[Rd] Question about Rweb
Simon Urbanek
simon.urbanek at r-project.org
Thu Oct 6 03:54:18 CEST 2011
Ted,
On Oct 5, 2011, at 6:06 PM, Ted Byers wrote:
> Hi Simon,
>
>> -----Original Message-----
>> From: Simon Urbanek [mailto:simon.urbanek at r-project.org]
>> Sent: October-05-11 5:07 PM
>> To: Ted Byers
>> Cc: 'Tonidandel, Scott'; r-devel at r-project.org
>> Subject: Re: [Rd] Question about Rweb
>>
>> Ted,
>>
>> On Oct 5, 2011, at 4:00 PM, Ted Byers wrote:
>>
>>> Hi Simon,
>>>
>>> Any chance of getting step by instructions on setting it up to work
>>> with a web server like Apache's httpd server (I have Apache's web
>>> server running, actually a couple instances on different ports, and I
>>> do all my CGI programming using Perl)?
>>>
>>
>> The setup is really easy (it supports either CGI or PHP), but you're on
> the
>> wrong platform :P see below.
>>
> Actually, I haven't had much choice with regard to platform. I presently
> work in a Windows only shop.
>
>> [snip]
>>> On http://rforge.net/FastRWeb/files/, I read that FastRWeb is to be
>>> installed using
>>> "install.packages('FastRWeb',,'http://www.rforge.net/')",
>>> but that gives me the following message:
>>>
>>>> install.packages('FastRWeb',,'http://www.rforge.net/')
>>> Installing package(s) into 'C:\Users\Ted\Documents/R/win-library/2.12'
>>> (as 'lib' is unspecified)
>>> Warning message:
>>> In getDependencies(pkgs, dependencies, available, lib) :
>>> package 'FastRWeb' is not available
>>>>
>>>
>>> This was on:
>>>
>>> R version 2.12.0 (2010-10-15)
>>> Copyright (C) 2010 The R Foundation for Statistical Computing ISBN
>>> 3-900051-07-0
>>> Platform: x86_64-pc-mingw32/x64 (64-bit)
>>>
>>
>> Well, technically, you can run it on Windows, but I would not recommend
> it.
>> Windows is a really bad server platform, especially with R (no fork, no
> parallel
>> connections, no unix sockets ...).
>>
> Yes, I know it's limitations, but at present I have no option but to deal
> with it.
>
>> The standard configuration in FastRWeb assumes a unix server (the more
>> common case) and it really consists of install.packages() and then copying
>> Rcgi from the cgi-bin directory of the installed FastRWeb package to your
>> web server's cgi-bin and starting Rserve (via /var/FastRWeb/code/start).
>> Alternatively, you can use the PHP client from Rserve instead of CGI.
>>
>> If you really want to use Windows, I have fixed the Windows build so it
>> should work, but you'll have to configure it by hand -- but as I said, I
> strongly
>> discourage the use of Windows for any R-related server activities - there
> are
>> too many security implications and it's far less efficient.
>>
> ;-)
>
> I have the machine that will be doing the real work behind several layers of
> security.
>
> How do I modify the command
> ""install.packages('FastRWeb',,'http://www.rforge.net/')"," so that it uses
> RTools to build it for Windows?
>
Just re-run it, I have fixed the Windows build so I think the binary should be there.

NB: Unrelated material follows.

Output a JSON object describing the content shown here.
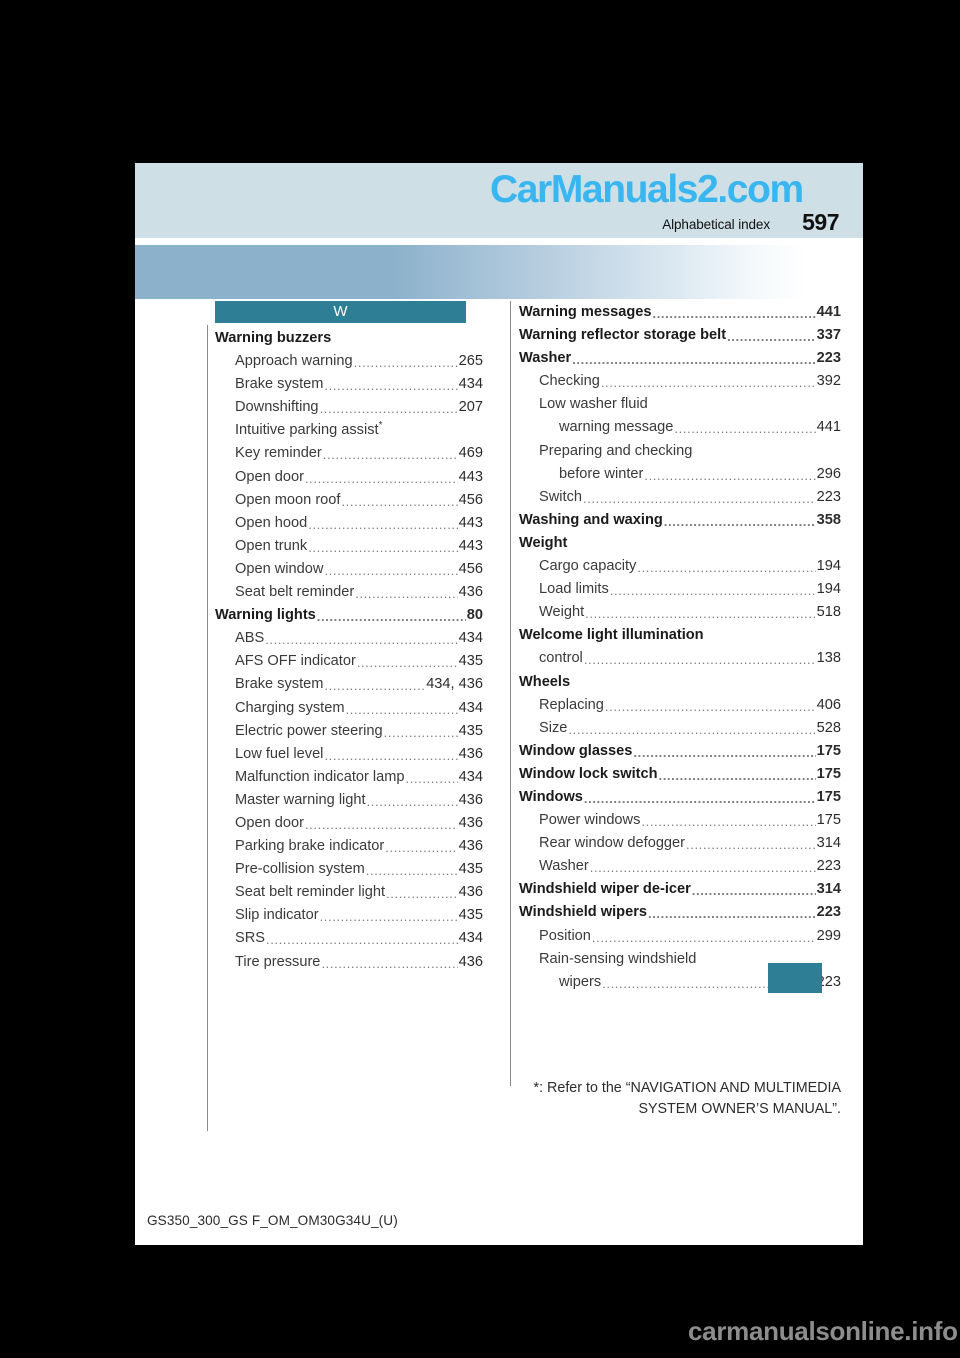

I had to run after I sent the e-mail so I didn't get to check one point, though: the Rcgi.exe binary may be either 32-bit or 64-bit which in the latter case may be a problem on 32-bit machine, but I see you have 64-bit Windows so you should be fine in either case.
However, you'll need to setup the FastRWeb tree. I did not change the defaults so it still expects things to live in /var/FastRWeb by default, so if you have Rtools, you may succeed in running the install.sh script (in the installed FastRWeb package -- see system.file("install.sh",package="FastRWeb")) that was designed from unix even on Windows. The only difference is that you will want to remove the "socket ..." line from rserve.conf since Windows doesn't support it. If you don't have Rtools, you can simply start Rserve by hand - and then read Rserve docs about the options you have for pre-loading of packages and code. I didn't actually test the Windows setup with a web server so feedback is welcome.
> PS: I may have a machine soon to set up with Linux (the OS on that machine
> crashed, got corrupted, so I'll have to wipe its disk and install de novo.
> Is there a preferred distribution of Linux you can recommend (one for which
> I can download DVD disk images so I can burn install DVDs on one of my
> Windows boxes, or are they all pretty much the same?
>
Ubuntu is currently the most popular and works out of the box on most machines. Personally, I prefer Debian on servers, but there is not a big difference.